A Quarterly Newsletter from UAE and Oman
VOL 21 ISSUE 1 January 2019
From the Managing Partner – UAE
Season’s Greeting and a Happy New Year to you all. I hope that 2019 will be prosperous for all of us.
Recent reports suggest that private sector output has continued to rise although indices are not as high as this time last year. This needs to be viewed with some caution, however, as much of this increase seems to be on the back of price discounting. And this appears to be across sectors. This comes at a time when costs continue to increase, putting a strain on margins and will not be sustainable in the long run. I have seen a similar pattern in the education sector – the greatly welcomed fee freeze combined with discounting or even fee cuts by some premium priced schools. Parents understandably want the quality of education and facilities delivered to be unchanged or improved of course. All of which comes at an increased cost, squeezing margins.
So, I think companies will continue to be cautious in 2019, certainly in H1, and should keep a close watch on receivables – “cash is king”.
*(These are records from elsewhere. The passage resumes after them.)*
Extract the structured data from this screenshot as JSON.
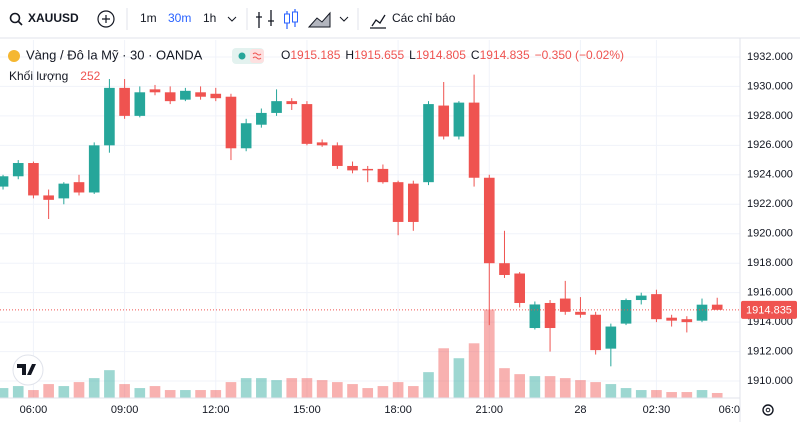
{
  "chart_data": {
    "type": "candlestick",
    "symbol": "XAUUSD",
    "intervals": [
      "1m",
      "30m",
      "1h"
    ],
    "indicators_label": "Các chỉ báo",
    "title": "Vàng / Đô la Mỹ · 30 · OANDA",
    "legend_keys": [
      "O",
      "H",
      "L",
      "C"
    ],
    "change_label": "−0.350 (−0.02%)",
    "volume_label": "Khối lượng",
    "up_color": "#26a69a",
    "down_color": "#ef5350",
    "open": [
      1923.2,
      1923.9,
      1924.8,
      1922.6,
      1922.4,
      1923.5,
      1922.8,
      1926.0,
      1929.9,
      1928.0,
      1929.8,
      1929.6,
      1929.1,
      1929.6,
      1929.5,
      1929.3,
      1925.8,
      1927.4,
      1928.2,
      1929.0,
      1928.8,
      1926.2,
      1926.0,
      1924.6,
      1924.4,
      1924.4,
      1923.5,
      1923.4,
      1923.5,
      1928.7,
      1926.6,
      1928.9,
      1923.8,
      1918.0,
      1917.3,
      1913.6,
      1915.3,
      1915.6,
      1914.7,
      1914.5,
      1912.2,
      1913.9,
      1915.5,
      1915.9,
      1914.3,
      1914.2,
      1914.1,
      1915.185
    ],
    "high": [
      1924.0,
      1925.0,
      1924.9,
      1923.0,
      1923.5,
      1924.0,
      1926.2,
      1930.5,
      1930.5,
      1930.0,
      1930.1,
      1930.0,
      1929.9,
      1930.0,
      1929.9,
      1929.5,
      1927.8,
      1928.5,
      1929.8,
      1929.2,
      1929.0,
      1926.4,
      1926.2,
      1924.9,
      1924.6,
      1924.7,
      1923.6,
      1923.6,
      1929.0,
      1930.3,
      1929.0,
      1930.8,
      1924.0,
      1920.2,
      1917.4,
      1915.4,
      1915.5,
      1916.8,
      1915.7,
      1914.7,
      1913.9,
      1915.6,
      1916.0,
      1916.2,
      1914.5,
      1914.4,
      1915.6,
      1915.655
    ],
    "low": [
      1923.0,
      1923.7,
      1922.4,
      1921.0,
      1922.0,
      1922.6,
      1922.7,
      1925.5,
      1927.8,
      1927.9,
      1929.4,
      1928.8,
      1929.0,
      1929.1,
      1929.0,
      1925.0,
      1925.6,
      1927.2,
      1928.0,
      1928.4,
      1926.0,
      1925.9,
      1924.4,
      1924.1,
      1923.5,
      1923.4,
      1919.9,
      1920.2,
      1923.3,
      1926.4,
      1926.4,
      1923.2,
      1913.8,
      1917.0,
      1915.0,
      1913.5,
      1912.0,
      1914.5,
      1914.3,
      1911.8,
      1911.0,
      1913.8,
      1915.2,
      1914.0,
      1913.7,
      1913.3,
      1914.0,
      1914.805
    ],
    "close": [
      1923.9,
      1924.8,
      1922.6,
      1922.3,
      1923.4,
      1922.8,
      1926.0,
      1929.9,
      1928.0,
      1929.6,
      1929.6,
      1929.0,
      1929.7,
      1929.3,
      1929.2,
      1925.8,
      1927.5,
      1928.2,
      1929.0,
      1928.8,
      1926.1,
      1926.0,
      1924.6,
      1924.3,
      1924.3,
      1923.5,
      1920.8,
      1920.8,
      1928.8,
      1926.6,
      1928.9,
      1923.8,
      1918.0,
      1917.2,
      1915.3,
      1915.2,
      1913.6,
      1914.7,
      1914.5,
      1912.1,
      1913.7,
      1915.5,
      1915.8,
      1914.2,
      1914.1,
      1914.0,
      1915.185,
      1914.835
    ],
    "volume": [
      500,
      600,
      400,
      700,
      600,
      800,
      1000,
      1400,
      700,
      500,
      600,
      400,
      400,
      400,
      400,
      800,
      1000,
      1000,
      900,
      1000,
      1000,
      900,
      800,
      700,
      500,
      600,
      800,
      600,
      1300,
      2500,
      2000,
      2750,
      4450,
      1500,
      1200,
      1100,
      1100,
      1000,
      900,
      800,
      700,
      500,
      400,
      400,
      300,
      300,
      400,
      252
    ],
    "volume_lim": [
      0,
      18000
    ],
    "xlim": [
      -0.2,
      48.5
    ],
    "xticks": [
      {
        "value": 2,
        "label": "06:00"
      },
      {
        "value": 8,
        "label": "09:00"
      },
      {
        "value": 14,
        "label": "12:00"
      },
      {
        "value": 20,
        "label": "15:00"
      },
      {
        "value": 26,
        "label": "18:00"
      },
      {
        "value": 32,
        "label": "21:00"
      },
      {
        "value": 38,
        "label": "28"
      },
      {
        "value": 43,
        "label": "02:30"
      },
      {
        "value": 50,
        "label": "06:0"
      }
    ],
    "ylim": [
      1908.85,
      1933.15
    ],
    "yticks": [
      {
        "value": 1910,
        "label": "1910.000"
      },
      {
        "value": 1912,
        "label": "1912.000"
      },
      {
        "value": 1914,
        "label": "1914.000"
      },
      {
        "value": 1916,
        "label": "1916.000"
      },
      {
        "value": 1918,
        "label": "1918.000"
      },
      {
        "value": 1920,
        "label": "1920.000"
      },
      {
        "value": 1922,
        "label": "1922.000"
      },
      {
        "value": 1924,
        "label": "1924.000"
      },
      {
        "value": 1926,
        "label": "1926.000"
      },
      {
        "value": 1928,
        "label": "1928.000"
      },
      {
        "value": 1930,
        "label": "1930.000"
      },
      {
        "value": 1932,
        "label": "1932.000"
      }
    ],
    "grid": true
  }
}
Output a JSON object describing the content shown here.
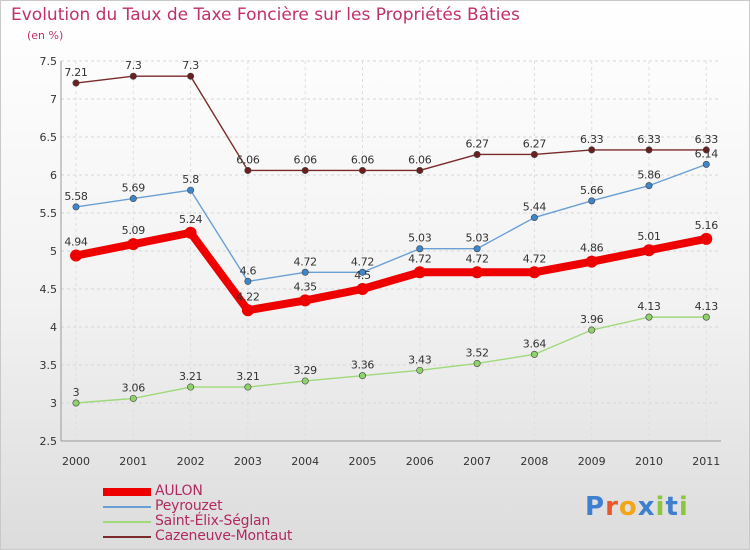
{
  "chart_data": {
    "type": "line",
    "title": "Evolution du Taux de Taxe Foncière sur les Propriétés Bâties",
    "subtitle": "(en %)",
    "categories": [
      "2000",
      "2001",
      "2002",
      "2003",
      "2004",
      "2005",
      "2006",
      "2007",
      "2008",
      "2009",
      "2010",
      "2011"
    ],
    "ylim": [
      2.5,
      7.5
    ],
    "yticks": [
      "2.5",
      "3",
      "3.5",
      "4",
      "4.5",
      "5",
      "5.5",
      "6",
      "6.5",
      "7",
      "7.5"
    ],
    "grid": true,
    "legend_position": "bottom-left",
    "series": [
      {
        "name": "AULON",
        "color": "#ee0000",
        "marker": "#ee0000",
        "values": [
          4.94,
          5.09,
          5.24,
          4.22,
          4.35,
          4.5,
          4.72,
          4.72,
          4.72,
          4.86,
          5.01,
          5.16
        ],
        "labels": [
          "4.94",
          "5.09",
          "5.24",
          "4.22",
          "4.35",
          "4.5",
          "4.72",
          "4.72",
          "4.72",
          "4.86",
          "5.01",
          "5.16"
        ]
      },
      {
        "name": "Peyrouzet",
        "color": "#6a9fd4",
        "marker": "#3d86c9",
        "values": [
          5.58,
          5.69,
          5.8,
          4.6,
          4.72,
          4.72,
          5.03,
          5.03,
          5.44,
          5.66,
          5.86,
          6.14
        ],
        "labels": [
          "5.58",
          "5.69",
          "5.8",
          "4.6",
          "4.72",
          "4.72",
          "5.03",
          "5.03",
          "5.44",
          "5.66",
          "5.86",
          "6.14"
        ]
      },
      {
        "name": "Saint-Élix-Séglan",
        "color": "#9fd97a",
        "marker": "#8fd16a",
        "values": [
          3,
          3.06,
          3.21,
          3.21,
          3.29,
          3.36,
          3.43,
          3.52,
          3.64,
          3.96,
          4.13,
          4.13
        ],
        "labels": [
          "3",
          "3.06",
          "3.21",
          "3.21",
          "3.29",
          "3.36",
          "3.43",
          "3.52",
          "3.64",
          "3.96",
          "4.13",
          "4.13"
        ]
      },
      {
        "name": "Cazeneuve-Montaut",
        "color": "#7a2a2a",
        "marker": "#6b1f1f",
        "values": [
          7.21,
          7.3,
          7.3,
          6.06,
          6.06,
          6.06,
          6.06,
          6.27,
          6.27,
          6.33,
          6.33,
          6.33
        ],
        "labels": [
          "7.21",
          "7.3",
          "7.3",
          "6.06",
          "6.06",
          "6.06",
          "6.06",
          "6.27",
          "6.27",
          "6.33",
          "6.33",
          "6.33"
        ]
      }
    ]
  },
  "logo": {
    "text": "Proxiti",
    "letter_colors": [
      "#3f7fcf",
      "#e8562a",
      "#f2a516",
      "#3f7fcf",
      "#8cc63f",
      "#3f7fcf",
      "#8cc63f"
    ]
  }
}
This issue features and an interview with the dynamic founder-Chairman of Al Tara Group, Mr. Ramesh Khanchandani, who shares his journey with us. Given that we will soon move into accounts finalisation and audits, we have two articles on international financial reporting standards, one on IFRS 15 – Revenue from Contracts with Customers, which kicked in from 1 January 2018 and the other on IFRS 16 – Leases which kicks in from 1 January 2019.